Brutal! So, from all the comments, it seems like BC is in terrible shape.
It's not any better in Alberta. :-(
In BC you can "play games" with the medical and go to smaller communities and find a Emergency Care Clinic that serves a smaller community.
Family doctors are impossible to get. There are more than a million people on the waiting lists.
To be fair, the government is making some progress on improving things. They've made changes to allow more doctors to be certified. They've pumped money into training programs (they pay a full salary and all tuition at university for some certifications). It's not perfect but it is something.
Edit: fixed some words that got mangled on mobile
The worst cases are mostly small, often serving low-density rural areas—in Ontario, Chesley, Clinton, and Wingham are a few names I could find quickly that have had such severe staff shortages they've had to reduce ER hours or close temporarily (they're fairly close together, in Bruce and Huron counties, so if one of them closes the patients that would have gone to that one probably go to the others instead and make the wait times there worse). The hospitals with long wait times merely have, say, two doctors handling the ER patients where they should have three.
One part of the problem is that the doctors and nurses we do still have tend to migrate toward the larger metro areas, just like people in other lines of work. That leaves hospitals in small- to medium-sized urban areas even more understaffed, sometimes to the point that not even one doctor or RN can take a vacation without causing truly excessive wait times even if a shutdown can be avoided. In Ontario, western areas seem most affected, but the northern part of the province has been dealing with chronic medical understaffing for decades already, not just since COVID.

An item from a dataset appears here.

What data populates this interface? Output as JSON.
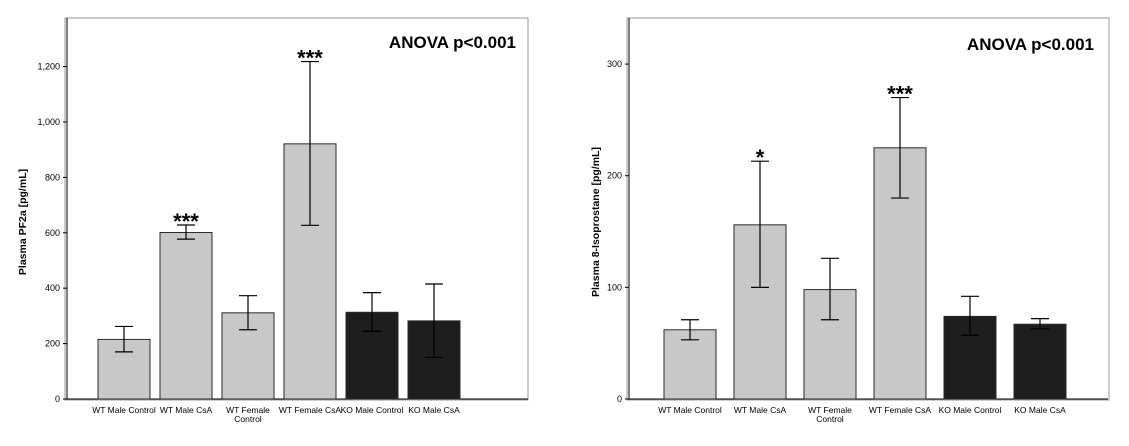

Nova Scotia here. Our local ER is open occasionally. Generally it is closed due to labor shortages. Can't set wait times when it's completely closed. Sometimes it's a shift sometimes it's entire weeks of closure. This summer it was closed for two months. So ER wait times...what ER?
So, what do you do if, you have an amputation or there's a car accident? Jesus, I can't even believe things are this bad :(
You hope there is an ambulance nearby that can help but likely hood of that is slim as well, as they are understaffed by hundreds of paramedics, or...you die. Our regional hospital ER wait time right now is between 5 and 7 1/2 hours on Tuesday, at lunch time. That's an hour away. Weekends you just don't go. Family docs are non-existent so many have to ER just for a scrip.